As the article wisely notes, this is a problem not unique to China.

China, of course, is not the first ancient civilization to struggle with balancing modernization and cultural preservation. Controversies still arise in European countries when construction plans intrude on ancient sites, and the United States, a much younger country, has a decidedly spotty record on protecting historical sites.

“This is something that modernization brings with it,” said Lothar von Falkenhausen, a professor of archaeology and art history at the University of California at Los Angeles. “The West went through this 200 years ago.”

But like many aspects of China’s historically unprecedented rate of development, the lack of historical preservation in China tends to be more severe and less easy to mitigate than in past cases. That said, I am hopeful that other cities will start to model their regulations for the preservation of historical antiquities on the protocols worked out at Olympic construction sites in Beijing. Frankly, I’m not holding my breath.

The Chinese are justifiably proud of their long and glorious history, it would be a shame if the stories told in artifacts and sites still yet undiscovered were destroyed and then plowed under a new parking garage or sold off to the highest bidder.

Tags: Chinese History

3 responses so far ↓

  • 1 davesgonechina // Feb 6, 2007 at 2:11 am

    I find this comment weird:

    “This is something that modernization brings with it,” said Lothar von Falkenhausen, a professor of archaeology and art history at the University of California at Los Angeles. “The West went through this 200 years ago.”

    200 years ago? Not the US, preservation laws aren’t nearly that old. For example, in Miami the remains of the Native American Tequesta were found around the DuPont hotel in 1896, and archaeologists believe there is or was plenty more underneath the hotel. The hotel was built in 1957, when there was no law protecting archaeological heritage.

    http://tinyurl.com/2t7bl2

  • 2 花崗齋之愚公 // Feb 6, 2007 at 5:27 am

    My understanding of Professor von Falkenhausen’s comment was that the destruction of historical sites through development is a result of modernization, not necessarily the preservation of such sites.

    I hadn’t read that about the DuPont Hotel, what a fascinating story. Thanks for the link.

  • 3 davesgonechina // Feb 8, 2007 at 9:31 am

    “My understanding of Professor von Falkenhausen’s comment was that the destruction of historical sites through development is a result of modernization, not necessarily the preservation of such sites.”

    Fair enough, I still think either a) he chose his words poorly or b) he’s being poorly quoted (I’m gonna assume B, since he’s in archaeology/art history). It’s the past tense of it that gets me: The West is currently going through the same thing, and will continue to. Just look at the National Trust for Historical Preservation.

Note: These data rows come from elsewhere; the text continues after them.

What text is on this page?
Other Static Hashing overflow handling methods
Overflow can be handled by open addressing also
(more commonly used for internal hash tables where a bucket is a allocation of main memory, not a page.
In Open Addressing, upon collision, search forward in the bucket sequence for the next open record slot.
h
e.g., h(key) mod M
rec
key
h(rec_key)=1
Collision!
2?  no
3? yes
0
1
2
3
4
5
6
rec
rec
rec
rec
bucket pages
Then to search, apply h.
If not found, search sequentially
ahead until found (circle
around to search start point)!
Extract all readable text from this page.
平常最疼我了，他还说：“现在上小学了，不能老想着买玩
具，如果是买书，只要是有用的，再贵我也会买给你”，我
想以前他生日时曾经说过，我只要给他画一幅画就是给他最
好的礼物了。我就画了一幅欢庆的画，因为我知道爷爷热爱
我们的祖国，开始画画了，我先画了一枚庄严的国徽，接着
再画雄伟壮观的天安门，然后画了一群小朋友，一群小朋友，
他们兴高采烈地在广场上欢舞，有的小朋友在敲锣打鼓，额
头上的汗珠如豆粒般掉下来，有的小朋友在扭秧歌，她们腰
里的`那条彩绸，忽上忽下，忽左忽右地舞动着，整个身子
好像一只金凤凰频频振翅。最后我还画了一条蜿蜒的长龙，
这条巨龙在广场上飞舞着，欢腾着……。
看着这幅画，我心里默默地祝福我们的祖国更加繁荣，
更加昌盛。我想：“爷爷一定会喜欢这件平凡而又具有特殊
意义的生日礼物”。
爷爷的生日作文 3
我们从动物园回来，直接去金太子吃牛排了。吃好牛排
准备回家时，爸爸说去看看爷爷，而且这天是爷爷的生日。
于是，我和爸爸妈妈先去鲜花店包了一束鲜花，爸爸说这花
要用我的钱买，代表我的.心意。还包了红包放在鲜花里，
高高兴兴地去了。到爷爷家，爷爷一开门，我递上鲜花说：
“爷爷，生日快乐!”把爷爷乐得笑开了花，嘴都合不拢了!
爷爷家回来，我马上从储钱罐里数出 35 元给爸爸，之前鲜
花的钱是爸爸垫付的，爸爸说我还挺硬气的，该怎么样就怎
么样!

    http://www.nationaltrust.org/11most/

    The 11 most endangered historic sites include saving the WTC staircase from the Freedom Tower, the Doo Wop Motels from condos, Blair Mountain Battlefield from strip mining, and Kenilsworth, Illinois from McMansions. Is that not the march of modernization?

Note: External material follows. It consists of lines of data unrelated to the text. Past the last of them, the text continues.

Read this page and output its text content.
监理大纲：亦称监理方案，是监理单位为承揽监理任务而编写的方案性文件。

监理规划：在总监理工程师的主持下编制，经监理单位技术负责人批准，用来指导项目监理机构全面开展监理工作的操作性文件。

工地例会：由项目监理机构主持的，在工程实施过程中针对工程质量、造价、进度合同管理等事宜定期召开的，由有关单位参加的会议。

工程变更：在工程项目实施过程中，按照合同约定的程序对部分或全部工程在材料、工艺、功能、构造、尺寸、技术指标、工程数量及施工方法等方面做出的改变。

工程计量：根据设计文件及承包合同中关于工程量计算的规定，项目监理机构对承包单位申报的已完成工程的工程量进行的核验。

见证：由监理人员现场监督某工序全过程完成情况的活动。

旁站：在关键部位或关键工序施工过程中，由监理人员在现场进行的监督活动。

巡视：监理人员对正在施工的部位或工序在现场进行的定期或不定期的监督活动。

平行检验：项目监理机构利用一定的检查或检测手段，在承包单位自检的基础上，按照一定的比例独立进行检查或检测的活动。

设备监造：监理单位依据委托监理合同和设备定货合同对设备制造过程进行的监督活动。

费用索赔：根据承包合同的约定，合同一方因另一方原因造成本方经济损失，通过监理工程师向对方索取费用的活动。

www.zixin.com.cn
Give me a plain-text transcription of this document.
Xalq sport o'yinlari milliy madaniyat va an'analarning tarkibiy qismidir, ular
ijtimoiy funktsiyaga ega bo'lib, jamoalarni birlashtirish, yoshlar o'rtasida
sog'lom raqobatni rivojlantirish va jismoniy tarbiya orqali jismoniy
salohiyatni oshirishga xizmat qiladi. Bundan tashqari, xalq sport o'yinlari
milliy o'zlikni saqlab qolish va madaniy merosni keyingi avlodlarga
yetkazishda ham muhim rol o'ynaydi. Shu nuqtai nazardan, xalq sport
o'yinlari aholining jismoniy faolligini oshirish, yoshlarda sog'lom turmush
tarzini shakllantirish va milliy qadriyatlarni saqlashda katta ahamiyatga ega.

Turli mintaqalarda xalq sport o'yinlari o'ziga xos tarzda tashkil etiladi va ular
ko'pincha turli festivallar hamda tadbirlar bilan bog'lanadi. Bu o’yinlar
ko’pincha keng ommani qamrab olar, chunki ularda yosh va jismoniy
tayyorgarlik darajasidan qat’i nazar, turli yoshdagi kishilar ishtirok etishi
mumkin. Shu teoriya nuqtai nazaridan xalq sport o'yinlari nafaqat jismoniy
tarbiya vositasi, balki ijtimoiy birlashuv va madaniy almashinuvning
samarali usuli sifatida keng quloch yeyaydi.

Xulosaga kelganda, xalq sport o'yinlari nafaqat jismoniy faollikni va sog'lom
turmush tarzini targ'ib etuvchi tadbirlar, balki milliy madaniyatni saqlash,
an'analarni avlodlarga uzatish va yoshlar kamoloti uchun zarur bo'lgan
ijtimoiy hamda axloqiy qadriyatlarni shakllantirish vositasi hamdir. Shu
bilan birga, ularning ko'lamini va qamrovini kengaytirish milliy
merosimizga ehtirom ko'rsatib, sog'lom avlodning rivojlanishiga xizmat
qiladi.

    I think the line ought to have been “The West has been going through this ever since 200 years ago”, but even then I wonder if this is accurate.

    It’s not the destruction of historical sites thats new - that’s happened throughout history, worldwide. I think what’s new is the awareness that something is being lost. There are two things modernity brought: a recognition that something like a motel on the Jersey Shore could have historical value, and the field of archaeology that recognized that there’s valuable info in the dirt.

    The archaeological sequence in places like Beijing I would think bolsters this argument, since there are layers and layers of urban renewal across centuries.

    So perhaps Falkenhausen is suggesting that this recognition of value, of both motels and dirt, is what the West dawned on 200 years ago and China is experiencing now. After all, fields like archaeology and anthropology are brand-spanking new in the PRC.